Tatsächlich hat die Firma LÄDERACH im Jahre 2004 den Schritt in den Endkundenmarkt mit dem Kauf der Merkur Confiserie AG vollzogen. Merkur Confiserie AG betrieb damals ein Netz von 41 Spezialgeschäften in der ganzen Schweiz. Damit hatte Läderach die Möglichkeit, über einen starken und gut etablierten Detaillisten direkt an die Endkunden zu gelangen und somit ein effektives Distributionskonzept umzusetzen. Sukzessive wurden die Merkur-Geschäfte als Läderach-Schokoladen-Boutiquen neu positioniert, womit im Sinne von Brand-Stores auch die Marke Läderach beim Endkunden wirksam positioniert werden konnte. Parallel wurden auch die Leistungserstellungsprozesse angepasst, beispielsweise durch die Inbetriebnahme eines neuen Vertriebs- und Dienstleistungszentrums in Bilten GL im Jahre 2006 oder 2012 durch die Eröffnung der Schokoladenfabrik in Bilten. Im Jahre 2012 präsentiert sich die Unternehmung mit einer integrierten Wertschöpfungskette von der Fabrikation von Halbfabrikaten über Konsumentenprodukte bis hin zur Distribution zum Endkonsumenten mit einer starken Marke sowie klar definierten Geschäfts- und Kompetenzfeldern. Das Unternehmen geht bereits in die nächste Generation, in dem Elias Läderach als Konditor-Confiseur in die Produktentwicklung des Familienunternehmens eingestiegen ist und Johannes Läderach nach seinem Master-Abschluss an der HSG im Jahre 2011 ebenfalls in das Unternehmen eintrat. [19]

Reflektionsfragen:

1.Wie bettet sich Läderach in den Wertschöpfungsprozess «Schokolade» ein?

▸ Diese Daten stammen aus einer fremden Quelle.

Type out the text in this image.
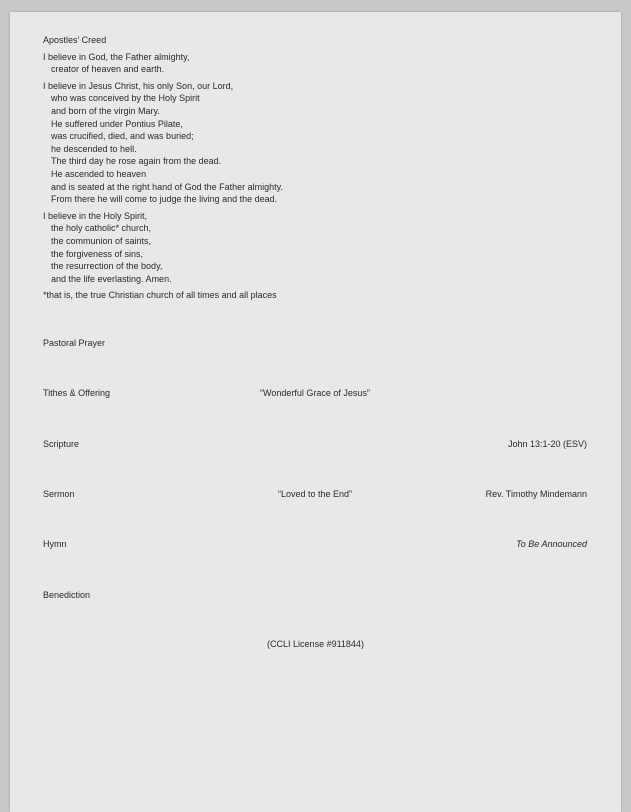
Apostles’ Creed
I believe in God, the Father almighty,
creator of heaven and earth.
I believe in Jesus Christ, his only Son, our Lord,
who was conceived by the Holy Spirit
and born of the virgin Mary.
He suffered under Pontius Pilate,
was crucified, died, and was buried;
he descended to hell.
The third day he rose again from the dead.
He ascended to heaven
and is seated at the right hand of God the Father almighty.
From there he will come to judge the living and the dead.
I believe in the Holy Spirit,
the holy catholic* church,
the communion of saints,
the forgiveness of sins,
the resurrection of the body,
and the life everlasting. Amen.
*that is, the true Christian church of all times and all places
Pastoral Prayer
Tithes & Offering	“Wonderful Grace of Jesus”
Scripture	John 13:1-20 (ESV)
Sermon	“Loved to the End”	Rev. Timothy Mindemann
Hymn	To Be Announced
Benediction
(CCLI License #911844)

2.Wie erklärt sich die «Grenze» des Unternehmens in der Wertschöpfungskette?

3.Welches sind die wichtigsten Unternehmensziele aus der Sicht des Eigentümers?

4.Welches sind die wichtigsten Voraussetzungen, dass das Unternehmen überlebt und die Ziele des Eigentümers erreicht werden können?

5.Welches sind die Merkmale der bestehenden B2B-Unternehmensstrategie, insbesondere die wichtigsten Eckpunkte bezüglich Zielmarkt, strategischen Ressourcen und Kooperationen?

6.Welches sind die wichtigsten Chancen und Gefahren des Wechsels der Strategie mit dem Aufbau eines zweiten Standbeins?

7.Wie stellt sich die Wertschöpfungskette der Unternehmung bei der alten und bei der neuen Strategie dar?

8.Welches sind die wichtigsten Themen, die beim Wechsel der Strategie bearbeitet werden müssen?